The intention is that the pub will reopen on the ground floor and basement as a pub and restaurant.

The rather strange looking extension on the left of the pub is an early 20th century conversion, where the original house that was part of the 19th century terrace that runs along Tryon Street, was demolished and the pub extension built. It was used as a lounge bar to the pub.

I cut an extract from my father’s original photo to show the detail of the pub as it was.

Tryon Street

The pub sold Barclays Beers. There is what appears to be a pram parked outside the pub.

The Queen’s Head is a very distinctive feature on the corner of Tryon Street and Elystan Place. The building is higher than the terraces on either side helping the pub to stand out.

Tryon Street

Decorative feature of the Queen’s Head on the first floor of the pub facing onto Tryon Street.

Tryon Street

The Queen’s Head facade facing Elystan Place.

Tryon Street

In the short time I was in Tryon Place, it seemed very quiet, very different to the King’s Road at the end of the street. There was no through traffic and just the occasional walker using the street as a cut through to somewhere else.

A search through newspapers revealed the normal adverts of goods for sale, situations vacant, tragedy and strangeness that can be found in any London street over the years.

On the 2nd of August 1940, Mr William Hendra aged 70 dropped dead in Tryon Street whilst on his way to work. He had been a foreman painter for 46 years and left a widow, fours sons and three daughters.

In October 1952, a man was arrested at 4:40 am “because he insisted on standing in the middle of Tryon Street, Chelsea and playing a trumpet. David Patrick (aged 22 and described as of no occupation), of Sheffield Terrace, Kensington, was at West London, fined £1 on a charge of insulting behavior. He was ordered to forfeit 10s of his bail because he arrived late.”

In February 1940, the secretary of the Ye Old Bell Loan Club and the Queen’s Head Loan Club, both of the Queen’s Head pub, Tryon Street was sent to prison for a month after the loss of £70. In what must have been a very common situation, the secretary was out of work and having to support five children on 39s a week unemployment benefit. The magistrate appears to have been sympathetic as he said “I am exceedingly sorry to see you in the position you are now. It is impossible to pass over an offence of this sort. I don’t say you started taking money intending not to repay, but it is gross carelessness on your part to take £70 without knowing what had become of it. Unless you had a good character I would certainly have given you a long sentence. As it is, go to prison for a month and think yourself exceedingly fortunate”.

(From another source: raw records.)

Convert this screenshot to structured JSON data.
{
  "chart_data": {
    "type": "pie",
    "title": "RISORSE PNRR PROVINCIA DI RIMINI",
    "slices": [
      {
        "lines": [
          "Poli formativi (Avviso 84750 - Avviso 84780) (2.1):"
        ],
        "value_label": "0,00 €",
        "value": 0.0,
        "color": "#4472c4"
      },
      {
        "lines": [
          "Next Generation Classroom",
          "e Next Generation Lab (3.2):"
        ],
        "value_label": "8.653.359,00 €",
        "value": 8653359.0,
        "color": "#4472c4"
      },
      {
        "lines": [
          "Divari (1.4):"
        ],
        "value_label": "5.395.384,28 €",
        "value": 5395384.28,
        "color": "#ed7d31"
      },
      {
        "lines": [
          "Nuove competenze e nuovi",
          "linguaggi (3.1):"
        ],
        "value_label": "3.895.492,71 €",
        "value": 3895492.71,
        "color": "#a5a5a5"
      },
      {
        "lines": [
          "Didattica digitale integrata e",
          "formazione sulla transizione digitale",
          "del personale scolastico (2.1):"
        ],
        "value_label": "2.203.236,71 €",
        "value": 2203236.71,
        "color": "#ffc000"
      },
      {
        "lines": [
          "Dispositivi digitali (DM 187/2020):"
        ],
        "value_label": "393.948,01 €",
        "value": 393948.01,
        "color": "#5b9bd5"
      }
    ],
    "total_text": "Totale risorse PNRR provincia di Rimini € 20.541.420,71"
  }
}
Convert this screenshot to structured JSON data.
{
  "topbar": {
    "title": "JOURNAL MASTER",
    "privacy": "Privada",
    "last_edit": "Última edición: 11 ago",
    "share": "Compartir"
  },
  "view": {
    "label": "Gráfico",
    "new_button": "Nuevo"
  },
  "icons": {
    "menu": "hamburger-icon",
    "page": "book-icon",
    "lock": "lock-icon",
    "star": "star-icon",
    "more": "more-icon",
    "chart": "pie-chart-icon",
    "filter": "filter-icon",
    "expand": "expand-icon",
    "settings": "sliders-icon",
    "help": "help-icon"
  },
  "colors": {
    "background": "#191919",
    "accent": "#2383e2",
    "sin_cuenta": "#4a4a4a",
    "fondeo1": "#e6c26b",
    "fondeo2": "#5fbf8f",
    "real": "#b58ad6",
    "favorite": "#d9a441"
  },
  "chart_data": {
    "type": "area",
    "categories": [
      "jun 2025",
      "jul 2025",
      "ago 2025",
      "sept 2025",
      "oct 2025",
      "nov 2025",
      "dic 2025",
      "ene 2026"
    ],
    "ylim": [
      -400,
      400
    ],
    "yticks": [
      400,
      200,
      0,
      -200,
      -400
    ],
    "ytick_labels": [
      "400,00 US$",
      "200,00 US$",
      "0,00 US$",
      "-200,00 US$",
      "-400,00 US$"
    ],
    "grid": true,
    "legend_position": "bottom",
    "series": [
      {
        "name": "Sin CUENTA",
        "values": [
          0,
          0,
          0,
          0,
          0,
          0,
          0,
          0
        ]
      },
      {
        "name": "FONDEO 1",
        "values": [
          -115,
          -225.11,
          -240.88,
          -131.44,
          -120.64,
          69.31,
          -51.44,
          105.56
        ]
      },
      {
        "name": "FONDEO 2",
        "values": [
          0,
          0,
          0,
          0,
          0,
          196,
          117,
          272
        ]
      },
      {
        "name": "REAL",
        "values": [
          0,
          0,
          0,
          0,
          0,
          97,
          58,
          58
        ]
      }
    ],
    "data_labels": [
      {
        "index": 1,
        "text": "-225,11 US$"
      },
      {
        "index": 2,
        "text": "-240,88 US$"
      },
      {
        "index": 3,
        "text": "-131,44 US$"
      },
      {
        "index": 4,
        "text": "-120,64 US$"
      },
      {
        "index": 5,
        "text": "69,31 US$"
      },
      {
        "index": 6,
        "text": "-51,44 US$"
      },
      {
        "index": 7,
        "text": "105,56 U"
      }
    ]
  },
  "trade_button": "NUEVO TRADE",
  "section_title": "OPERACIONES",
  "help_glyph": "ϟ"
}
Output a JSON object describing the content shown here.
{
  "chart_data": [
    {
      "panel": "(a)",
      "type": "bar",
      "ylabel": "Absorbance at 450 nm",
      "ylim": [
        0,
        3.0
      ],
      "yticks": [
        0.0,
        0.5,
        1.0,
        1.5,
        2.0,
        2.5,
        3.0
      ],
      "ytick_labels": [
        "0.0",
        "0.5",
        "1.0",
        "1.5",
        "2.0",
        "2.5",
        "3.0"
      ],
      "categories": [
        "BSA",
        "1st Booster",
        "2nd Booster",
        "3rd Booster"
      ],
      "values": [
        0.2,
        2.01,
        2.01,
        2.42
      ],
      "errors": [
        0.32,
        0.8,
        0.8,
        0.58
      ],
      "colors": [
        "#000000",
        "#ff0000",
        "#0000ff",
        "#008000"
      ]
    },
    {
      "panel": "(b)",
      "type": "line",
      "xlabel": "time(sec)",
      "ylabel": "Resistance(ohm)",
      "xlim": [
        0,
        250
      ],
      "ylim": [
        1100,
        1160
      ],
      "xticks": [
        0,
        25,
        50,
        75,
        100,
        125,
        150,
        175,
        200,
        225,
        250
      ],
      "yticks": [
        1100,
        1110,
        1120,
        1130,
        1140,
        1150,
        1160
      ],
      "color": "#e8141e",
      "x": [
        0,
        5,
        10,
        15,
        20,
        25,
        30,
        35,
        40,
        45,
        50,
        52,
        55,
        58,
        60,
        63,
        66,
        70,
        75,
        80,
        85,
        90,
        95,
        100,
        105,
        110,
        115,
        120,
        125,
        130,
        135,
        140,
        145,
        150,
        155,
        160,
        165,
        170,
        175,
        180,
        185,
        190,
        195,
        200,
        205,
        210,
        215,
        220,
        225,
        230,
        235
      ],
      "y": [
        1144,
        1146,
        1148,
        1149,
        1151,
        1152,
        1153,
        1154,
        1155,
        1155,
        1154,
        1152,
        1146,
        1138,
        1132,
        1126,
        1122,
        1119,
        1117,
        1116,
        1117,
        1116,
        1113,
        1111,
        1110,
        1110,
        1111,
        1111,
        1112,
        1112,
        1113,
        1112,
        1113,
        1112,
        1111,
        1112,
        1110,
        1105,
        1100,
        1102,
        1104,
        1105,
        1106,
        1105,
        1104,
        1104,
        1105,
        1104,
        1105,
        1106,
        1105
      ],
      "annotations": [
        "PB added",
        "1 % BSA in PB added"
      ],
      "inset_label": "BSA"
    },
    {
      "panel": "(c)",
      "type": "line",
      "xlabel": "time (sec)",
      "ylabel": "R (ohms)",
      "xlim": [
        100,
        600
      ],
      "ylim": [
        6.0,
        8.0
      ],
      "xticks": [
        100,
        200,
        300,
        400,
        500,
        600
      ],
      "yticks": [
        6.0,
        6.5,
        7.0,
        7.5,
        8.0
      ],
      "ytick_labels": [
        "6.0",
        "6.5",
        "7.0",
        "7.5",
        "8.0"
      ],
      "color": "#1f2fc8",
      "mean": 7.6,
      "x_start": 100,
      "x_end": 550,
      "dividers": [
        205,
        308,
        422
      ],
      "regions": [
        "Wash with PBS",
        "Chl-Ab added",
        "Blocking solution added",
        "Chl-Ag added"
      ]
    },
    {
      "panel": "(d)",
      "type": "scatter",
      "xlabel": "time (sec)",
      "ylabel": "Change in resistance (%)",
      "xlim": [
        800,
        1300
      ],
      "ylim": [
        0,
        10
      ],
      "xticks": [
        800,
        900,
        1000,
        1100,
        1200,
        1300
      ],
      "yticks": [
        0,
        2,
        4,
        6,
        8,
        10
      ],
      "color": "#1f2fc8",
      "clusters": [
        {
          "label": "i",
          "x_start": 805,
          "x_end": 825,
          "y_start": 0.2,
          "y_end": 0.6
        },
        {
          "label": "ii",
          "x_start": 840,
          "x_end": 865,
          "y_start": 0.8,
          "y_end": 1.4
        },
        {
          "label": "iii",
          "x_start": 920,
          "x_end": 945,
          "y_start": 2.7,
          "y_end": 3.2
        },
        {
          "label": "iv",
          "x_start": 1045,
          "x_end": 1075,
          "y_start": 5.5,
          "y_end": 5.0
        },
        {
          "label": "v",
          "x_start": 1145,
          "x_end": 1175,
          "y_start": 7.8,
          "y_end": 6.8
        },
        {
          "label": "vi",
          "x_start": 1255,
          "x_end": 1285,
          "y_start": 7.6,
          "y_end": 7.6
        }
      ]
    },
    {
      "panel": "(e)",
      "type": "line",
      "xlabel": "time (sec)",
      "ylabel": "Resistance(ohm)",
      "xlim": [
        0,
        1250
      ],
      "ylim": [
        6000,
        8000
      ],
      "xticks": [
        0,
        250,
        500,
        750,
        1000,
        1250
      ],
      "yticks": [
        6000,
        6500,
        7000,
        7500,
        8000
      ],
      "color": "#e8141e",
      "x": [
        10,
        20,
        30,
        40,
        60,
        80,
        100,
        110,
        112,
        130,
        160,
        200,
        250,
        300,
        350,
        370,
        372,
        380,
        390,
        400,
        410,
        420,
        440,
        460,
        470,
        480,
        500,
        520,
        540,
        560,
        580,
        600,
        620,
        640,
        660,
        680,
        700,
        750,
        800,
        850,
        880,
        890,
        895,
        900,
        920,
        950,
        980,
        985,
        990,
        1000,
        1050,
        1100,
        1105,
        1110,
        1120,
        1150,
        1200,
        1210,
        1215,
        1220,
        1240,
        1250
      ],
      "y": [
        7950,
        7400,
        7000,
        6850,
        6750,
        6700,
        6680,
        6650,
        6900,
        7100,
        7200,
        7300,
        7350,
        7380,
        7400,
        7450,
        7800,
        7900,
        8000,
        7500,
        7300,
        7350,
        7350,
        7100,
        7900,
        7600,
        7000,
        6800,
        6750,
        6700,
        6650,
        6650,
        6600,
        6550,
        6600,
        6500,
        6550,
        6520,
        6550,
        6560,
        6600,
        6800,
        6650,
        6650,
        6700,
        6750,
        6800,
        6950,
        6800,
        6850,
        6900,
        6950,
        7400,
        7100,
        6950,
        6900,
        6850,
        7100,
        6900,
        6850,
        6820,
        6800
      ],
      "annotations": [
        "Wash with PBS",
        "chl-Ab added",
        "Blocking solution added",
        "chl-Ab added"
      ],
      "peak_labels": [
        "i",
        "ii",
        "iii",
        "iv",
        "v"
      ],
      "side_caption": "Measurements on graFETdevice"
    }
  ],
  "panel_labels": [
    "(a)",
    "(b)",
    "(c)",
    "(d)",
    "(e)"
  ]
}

Looking back down Tryon Street towards King’s Road:

Tryon Street

It is always interesting to look at the pavement when walking London’s streets, as well as the buildings. There are plenty of covers to coal holes along the pavement. This one is marked as Green & London – Chelsea, London, SW.

Tryon Street

The cover was purchased locally as Green and London were an ironmongers located at 121 King’s Road.

Tryon Street has changed very little over the last 70 years. A short street that most people appear to use as a cut through to and from the King’s Road, however it is a street with a name that recalls a naval tragedy of the late 19th century.

It will be good to see the Queen’s Head restored and reopened as a pub. There are too many lost pubs in London so retaining this fine Victorian example will be one small victory.